McAuliffe could become the first governor to get renominated by his party since the one-term limit went into effect in the 1850s
Terry McAuliffe’s announcement last week that he would not run for president in 2020 suggests the former Virginia governor may be eying a run for his old job in two years.
The Democratic hold on Virginia’s constitutional offices has thus far endured the cracks caused by revelations in recent months of racially insensitive college yearbook photographs (by Governor Ralph Northam, Attorney General Mark Herring) and sexual assault charges (against Lieutenant Governor Justin Fairfax).
While the Democratic bench isn’t particularly thin in the Old Dominion State, dusting off McAuliffe to right the ship at the top of the ticket could be seen as a smart strategy for a party which has made substantial inroads down the ballot in recent cycles – now within a whisker of taking back the House of Delegates for the first time in nearly two decades as well as the state Senate. [Democrats also control both U.S. Senate seats plus seven U.S. House seats for the first time since the Election of 1992].
Virginia, of course, is the only state in the nation which limits its governors to a single term – a constitutional provision since 1851, which is when direct elections for governor were also initiated.

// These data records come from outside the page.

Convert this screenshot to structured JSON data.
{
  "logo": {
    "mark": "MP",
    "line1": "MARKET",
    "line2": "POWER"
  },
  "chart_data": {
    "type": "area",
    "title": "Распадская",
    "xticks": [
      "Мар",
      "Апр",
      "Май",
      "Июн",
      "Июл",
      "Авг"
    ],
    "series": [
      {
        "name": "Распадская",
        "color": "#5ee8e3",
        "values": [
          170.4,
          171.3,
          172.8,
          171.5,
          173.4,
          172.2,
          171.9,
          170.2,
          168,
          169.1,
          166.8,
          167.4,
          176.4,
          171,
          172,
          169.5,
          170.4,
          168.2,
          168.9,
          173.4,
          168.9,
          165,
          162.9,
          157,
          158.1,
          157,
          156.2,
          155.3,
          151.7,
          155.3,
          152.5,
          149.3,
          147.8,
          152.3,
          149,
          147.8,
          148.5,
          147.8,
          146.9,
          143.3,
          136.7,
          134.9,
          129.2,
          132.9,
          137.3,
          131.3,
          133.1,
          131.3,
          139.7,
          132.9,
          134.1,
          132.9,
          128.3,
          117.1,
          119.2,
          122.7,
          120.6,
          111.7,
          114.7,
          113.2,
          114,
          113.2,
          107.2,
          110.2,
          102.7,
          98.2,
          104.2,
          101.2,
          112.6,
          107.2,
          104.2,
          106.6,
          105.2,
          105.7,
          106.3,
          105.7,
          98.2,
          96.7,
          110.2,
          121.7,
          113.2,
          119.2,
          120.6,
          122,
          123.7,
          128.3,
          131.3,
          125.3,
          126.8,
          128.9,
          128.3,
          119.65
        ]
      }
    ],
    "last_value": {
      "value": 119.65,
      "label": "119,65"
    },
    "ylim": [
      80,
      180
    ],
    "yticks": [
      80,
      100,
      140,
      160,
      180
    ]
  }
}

Governors are permitted to run for non-consecutive terms; however, during the last 165+ years since current term limits took effect, only one has returned to the office – and no former governor has ever been renominated by his party. Democratic Lieutenant Governor Mills Godwin was elected governor in 1965 and, after sitting out one term, was nominated by the GOP in 1973 and eked out a 1.5-point victory over independent Henry Howell.
No other governor from either party has made it back to the general election ballot for the state’s highest elected office.
Over the decades, there have been three losing gubernatorial nominees who were renominated by their party in the direct election era.
In 1953, Republican state Senator Ted Dalton won his party’s gubernatorial nomination en route to a 10.6-point loss to former U.S. Representative Thomas Stanley – the best showing by a GOP nominee for governor since John Wise in 1885.
Four years later, Dalton was renominated but suffered a 26.7-point loss to former state Attorney General James Almond.
In 1965, attorney and state party leader Lin Holton came up 10.2 points shy of defeating Lieutenant Governor Mills Godwin and then became the first Republican governor in Virginia since Reconstruction with his 7.1-point win over former U.S. Ambassador Bill Battle in 1969.
Republicans also nominated former state legislator and Attorney General J. Marshall Coleman in two nonconsecutive cycles. In 1981, Coleman lost by 7.1 points to Lieutenant Governor Chuck Robb and in 1989, Coleman again was defeated by a sitting lieutenant governor – Doug Wilder narrowly winning by 0.4 points.
Attorney General Herring – perhaps the least tarnished of the state’s three constitutional officers – still intends to run for governor in 2021, though a McAuliffe candidacy might clear the field.